What is remortgaging?


Simply put, remortgaging is taking out a new mortgage on your home to replace an existing mortgage. Remortgaging can be beneficial if you are currently on a lender’s standard variable rate (SVR), or a fixed or discounted variable rate deal that is about to end. This gives you the opportunity to take advantage of a new mortgage with better features, the security of fixed repayments or to take advantage of lower interest rates than you may currently be on.


Why remortgage now?


The main factor encouraging many to consider remortgaging at present is the potential for a significant rate increase in the future. Currently the Bank of England base rate is low, if this starts to increase then the expectation will be for mortgages rates to follow suit.  Another good reason to remortgage is when your mortgage deal is coming to an end. At this point you will be placed onto the lender's Standard Variable Rate (SVR). This is usually significantly higher than the initial rate of the mortgage. 





When remortgaging might be a good idea


Motivation to remortgaging has already reached an 11-year high, with borrowers who are wary of potential economic uncertainty in 2019 looking to lock themselves into the protection of the low interest rates currently being offered by lenders.
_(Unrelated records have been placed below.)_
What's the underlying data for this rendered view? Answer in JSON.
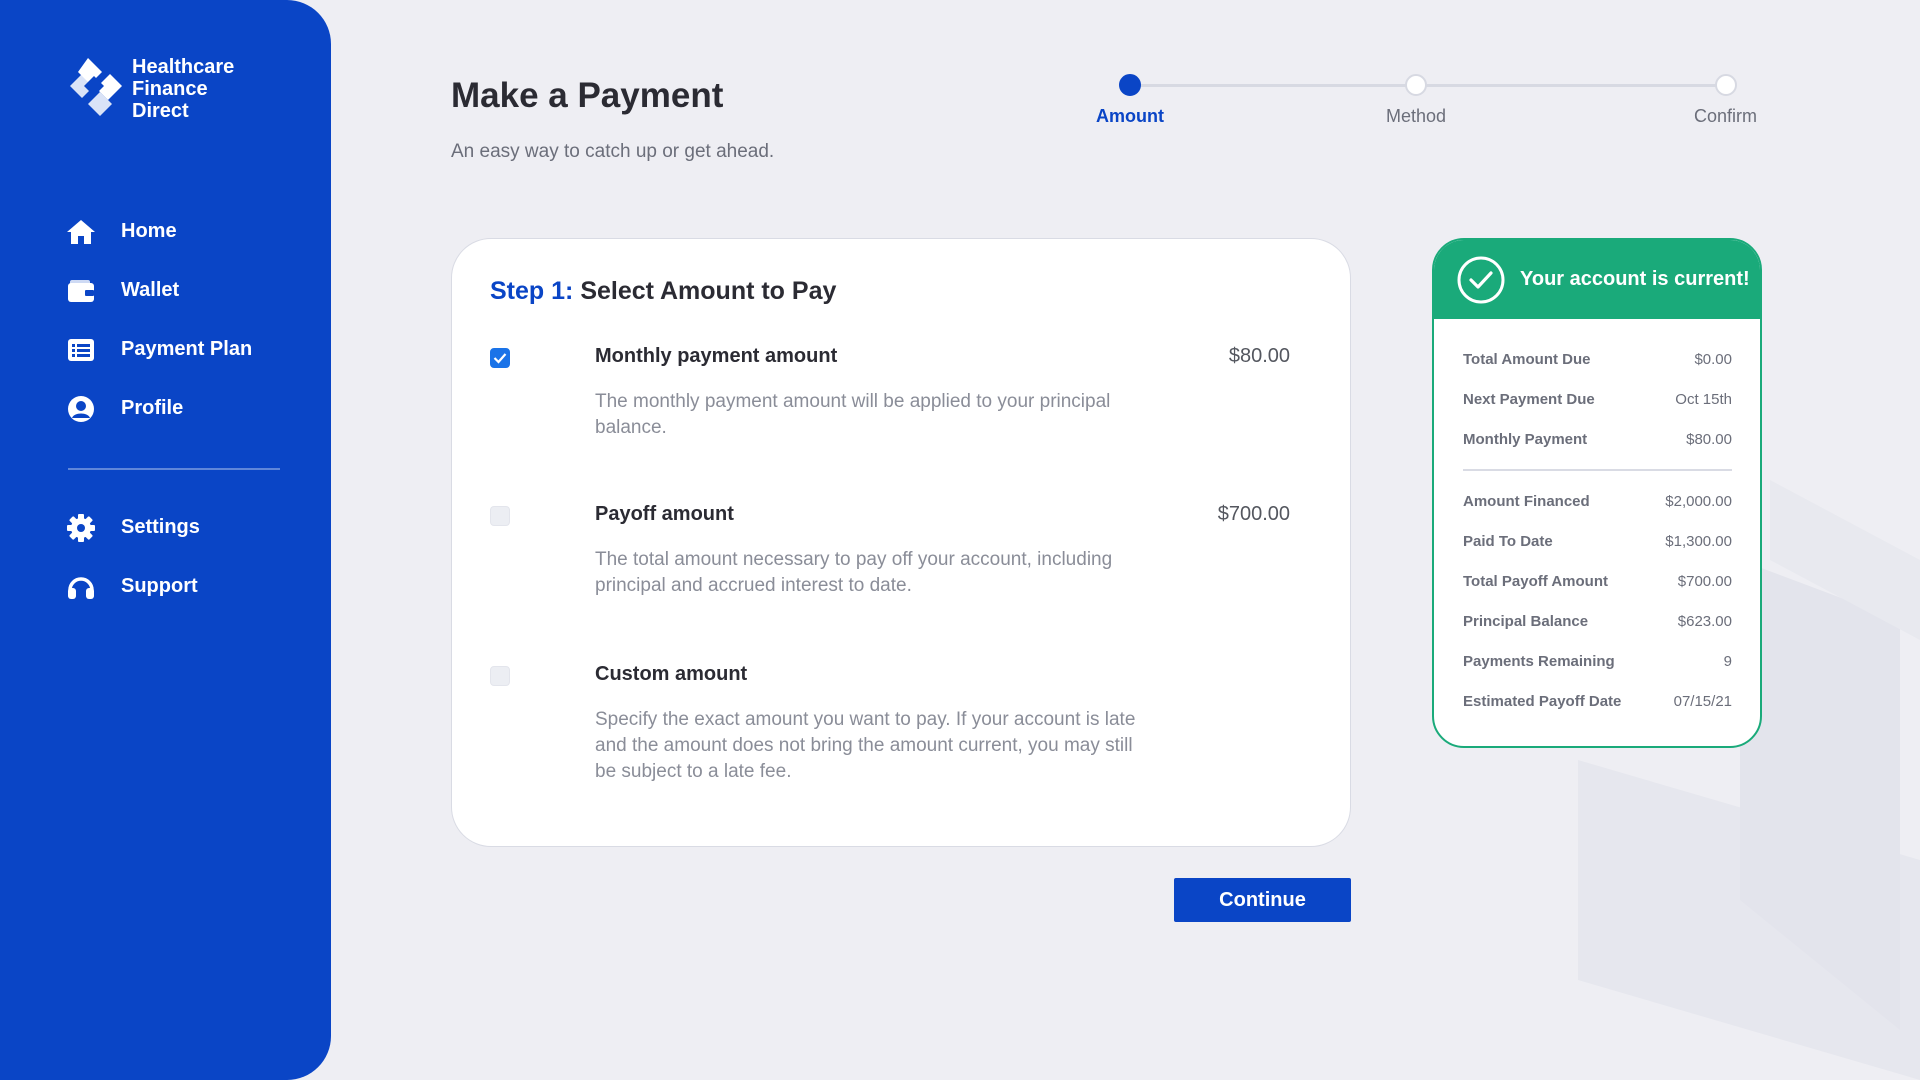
{
  "brand": {
    "name_lines": [
      "Healthcare",
      "Finance",
      "Direct"
    ],
    "primary_color": "#0a45c6",
    "success_color": "#1aaa7a"
  },
  "sidebar": {
    "items": [
      {
        "label": "Home",
        "icon": "home-icon"
      },
      {
        "label": "Wallet",
        "icon": "wallet-icon"
      },
      {
        "label": "Payment Plan",
        "icon": "list-icon"
      },
      {
        "label": "Profile",
        "icon": "user-circle-icon"
      }
    ],
    "secondary_items": [
      {
        "label": "Settings",
        "icon": "gear-icon"
      },
      {
        "label": "Support",
        "icon": "headphones-icon"
      }
    ]
  },
  "header": {
    "title": "Make a Payment",
    "subtitle": "An easy way to catch up or get ahead."
  },
  "stepper": {
    "steps": [
      {
        "label": "Amount",
        "active": true
      },
      {
        "label": "Method",
        "active": false
      },
      {
        "label": "Confirm",
        "active": false
      }
    ]
  },
  "card": {
    "step_label": "Step 1:",
    "title": "Select Amount to Pay",
    "options": [
      {
        "title": "Monthly payment amount",
        "amount": "$80.00",
        "checked": true,
        "description": "The monthly payment amount will be applied to your principal balance."
      },
      {
        "title": "Payoff amount",
        "amount": "$700.00",
        "checked": false,
        "description": "The total amount necessary to pay off your account, including principal and accrued interest to date."
      },
      {
        "title": "Custom amount",
        "amount": "",
        "checked": false,
        "description": "Specify the exact amount you want to pay. If your account is late and the amount does not bring the amount current, you may still be subject to a late fee."
      }
    ]
  },
  "continue_label": "Continue",
  "summary": {
    "title": "Your account is current!",
    "rows_top": [
      {
        "label": "Total Amount Due",
        "value": "$0.00"
      },
      {
        "label": "Next Payment Due",
        "value": "Oct 15th"
      },
      {
        "label": "Monthly Payment",
        "value": "$80.00"
      }
    ],
    "rows_bottom": [
      {
        "label": "Amount Financed",
        "value": "$2,000.00"
      },
      {
        "label": "Paid To Date",
        "value": "$1,300.00"
      },
      {
        "label": "Total Payoff Amount",
        "value": "$700.00"
      },
      {
        "label": "Principal Balance",
        "value": "$623.00"
      },
      {
        "label": "Payments Remaining",
        "value": "9"
      },
      {
        "label": "Estimated Payoff Date",
        "value": "07/15/21"
      }
    ]
  }
}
With the potential economic uncertainty foremost in people’s minds, it is anticipated that the popularity of fixed rate remortgage products looks set to continue well into 2019.


Moving onto a new deal early?


This rush to remortgage is not only attracting customers who are coming to the end of their current deal, but also those whose current fixed rate term comes to an end in a year’s time or more. Some mortgage holders are beginning to investigate the benefits of applying for low-rate offers now in order to ‘lock-in’ on favourable rates – even if this means paying a penalty now for early repayment – gambling that they will save more in the long-term by protecting themselves from unexpected hikes in mortgage lenders interest rates over the next two years.